The Trump Administration put strict limitations on the US Refugee resettlement program, and the number of refugees entering the United States hit an all-time low last year.
President Biden says he’ll reopen the program and increase the number of refugees who are allowed into the United States.
Tsehaye Tefera is founder of the Ethiopian Development Community Council, one of nine agencies that work with the State Department to resettle refugees in the United States.
And he says, with the number of refugees expected to go up next year, it’s the perfect time to try something new.
“Most of our resettlement sites are in big cities,” Tefera said. “And if we want to create integration of refugees, having them only in big cities where they would be congregating among themselves, only, is not going to help long-term integration.”
"When you have a smaller town where, you know, everybody knows everybody, I think the chances are that there is a possibility for people to know one another, create a bond, and learn from one another."- Tsehaye Tefera, Ethiopian Community Development Council
Brattleboro and Wausau, Wis. are the only two small towns in the U.S. that the group has chosen to run the new program.
“When you have a smaller town where, you know, everybody knows everybody, I think the chances are that there is a possibility for people to know one another, create a bond, and learn from one another,” he said. “That can happen, really. If it is done carefully, then this will be a good strategy, and we ... hope it will work. I think it will work. This will be really a new initiative for us.”
The plan requires federal approval, and it’s too early at this point to determine where the refugees might come from.
But if he gets the go-ahead, he says the group could open its office in Brattleboro later this year.
Because the program relies on host families to support the New Americans, Tefera says he needs buy-in from the community, before the first refugee arrives.
And so far Tefera says Brattleboro appears ready to support the work. He has also already opened discussions with housing, transportation, economic development and education groups in Vermont.
The Brattleboro Development Credit Corporation, an economic development group, has been leading the effort to bring the refugees to Windham County.
BDCC executive director Adam Grinold says his group held a conference call with about 50 people recently, to discuss the plan.
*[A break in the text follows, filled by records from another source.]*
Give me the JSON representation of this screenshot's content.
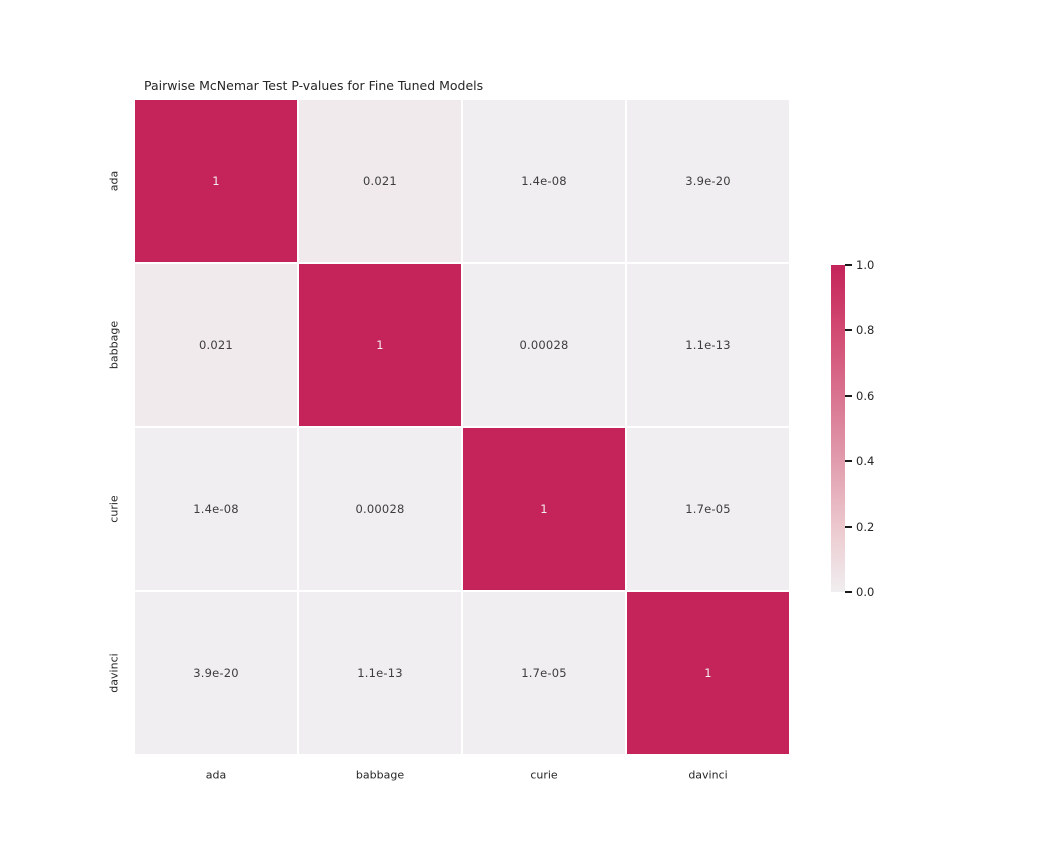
{
  "chart_data": {
    "type": "heatmap",
    "title": "Pairwise McNemar Test P-values for Fine Tuned Models",
    "x_categories": [
      "ada",
      "babbage",
      "curie",
      "davinci"
    ],
    "y_categories": [
      "ada",
      "babbage",
      "curie",
      "davinci"
    ],
    "matrix": [
      [
        1,
        0.021,
        1.4e-08,
        3.9e-20
      ],
      [
        0.021,
        1,
        0.00028,
        1.1e-13
      ],
      [
        1.4e-08,
        0.00028,
        1,
        1.7e-05
      ],
      [
        3.9e-20,
        1.1e-13,
        1.7e-05,
        1
      ]
    ],
    "cell_labels": [
      [
        "1",
        "0.021",
        "1.4e-08",
        "3.9e-20"
      ],
      [
        "0.021",
        "1",
        "0.00028",
        "1.1e-13"
      ],
      [
        "1.4e-08",
        "0.00028",
        "1",
        "1.7e-05"
      ],
      [
        "3.9e-20",
        "1.1e-13",
        "1.7e-05",
        "1"
      ]
    ],
    "value_range": [
      0,
      1
    ],
    "grid": false,
    "legend_position": "right-colorbar",
    "colorbar": {
      "tick_labels": [
        "1.0",
        "0.8",
        "0.6",
        "0.4",
        "0.2",
        "0.0"
      ],
      "tick_values": [
        1.0,
        0.8,
        0.6,
        0.4,
        0.2,
        0.0
      ],
      "gradient_stops": [
        {
          "value": 0.0,
          "color": "#f0eef0"
        },
        {
          "value": 0.2,
          "color": "#ecc8cd"
        },
        {
          "value": 0.4,
          "color": "#e19cac"
        },
        {
          "value": 0.6,
          "color": "#d97390"
        },
        {
          "value": 0.8,
          "color": "#d24a72"
        },
        {
          "value": 1.0,
          "color": "#c4245a"
        }
      ]
    },
    "colors": {
      "cell_high": "#c4245a",
      "cell_low": "#efedef",
      "annotation_on_dark": "#f3eef1",
      "annotation_on_light": "#3d3d3d",
      "axis_text": "#262626",
      "background": "#ffffff"
    }
  }
}
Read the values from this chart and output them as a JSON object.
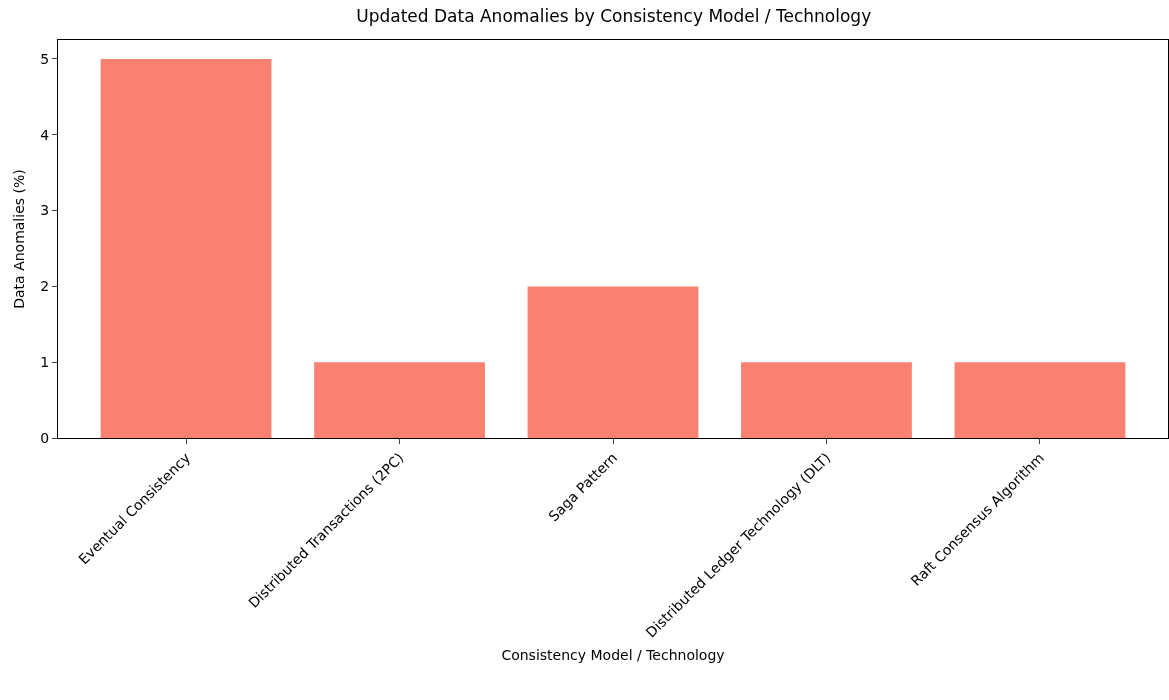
{
  "chart_data": {
    "type": "bar",
    "title": "Updated Data Anomalies by Consistency Model / Technology",
    "xlabel": "Consistency Model / Technology",
    "ylabel": "Data Anomalies (%)",
    "categories": [
      "Eventual Consistency",
      "Distributed Transactions (2PC)",
      "Saga Pattern",
      "Distributed Ledger Technology (DLT)",
      "Raft Consensus Algorithm"
    ],
    "values": [
      5,
      1,
      2,
      1,
      1
    ],
    "color": "#fa8072",
    "ylim": [
      0,
      5.25
    ],
    "yticks": [
      0,
      1,
      2,
      3,
      4,
      5
    ],
    "grid": false
  }
}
“A big part of this is really being transparent, to get all of the different groups, the interested humanitarian nonprofits, to come to the table to be part of that team,” Grinold said.
"I get excited about Brattleboro being a community that welcomes people in distress, that need safety. And so, I think we have to solve this problem, to make room for being good citizens of the world. But I don't think it'll be easy." - Elizabeth Bridgewater, Windham and Windsor Housing Trust
But refugee resettlement efforts in Vermont have not been without controversy.
About five years ago, the mayor of Rutland announced that he wanted to resettle 100 Syrian refugees in his city, citing a lot of the same reasons organizers in Brattleboro are now bringing up.
At the time, there was support in Rutland, but also a lot of opposition.
In the end, only a handful of Syrians ended up resettling in Rutland and the mayor was voted out of office.
Grinold says Vermont is still facing a demographic crisis. Vermont is one of the oldest, and whitest states in the country.
Lots of companies can’t find workers to fill jobs, and Grinold says the refugee resettlement program is one way to bring new people to the state, even though there are plenty of obstacles to overcome.
“It’ll be a challenge. It’ll be a challenge for sure,” says Elizabeth Bridgewater, executive director of the Windham and Windsor Housing Trust. “There’s a housing crisis right now.”
Bridgewater was on that recent phone call with regional and state leaders.
She says while it’s not an ideal time, with such a tight housing market, there was a feeling among the folks on the call that they wanted to make this happen, regardless of the challenges.
“I think about our world, as a whole, and how many people are in distress in other parts of our world, and need safety,” Bridgewater said. “And so, when I think about it in that context, I get excited about it. I get excited about Brattleboro being a community that welcomes people in distress, that need safety. And so, I think we have to solve this problem, to make room for being good citizens of the world. But I don’t think it’ll be easy.”
"As a community and as a town government, we've been really clear and really explicit and transparent about our commitment to racial equity, social equity." - Peter Ellwell, Brattleboro town manager
Brattleboro town manager Peter Elwell says he knows there will be some pushback and tough questions to answer.
But he says the plan fits in with the town’s focus on improving diversity and equity in one of the whitest states in the country.
“As a community and as a town government, we’ve been really clear and really explicit and transparent about our commitment to racial equity, social equity,” Elwell said. “And so it’s completely consistent with that, that we would enthusiastically embrace being an important and active player in a communitywide effort to make Brattleboro a good, positive, safe place for resettlement of refugees.”
Earlier this year Gov. Phil Scott asked the State Department to increase the number of refugees allowed into Vermont.
In his letter, Scott called refugee resettlement, “an integral part of our efforts to grow Vermont’s economy.”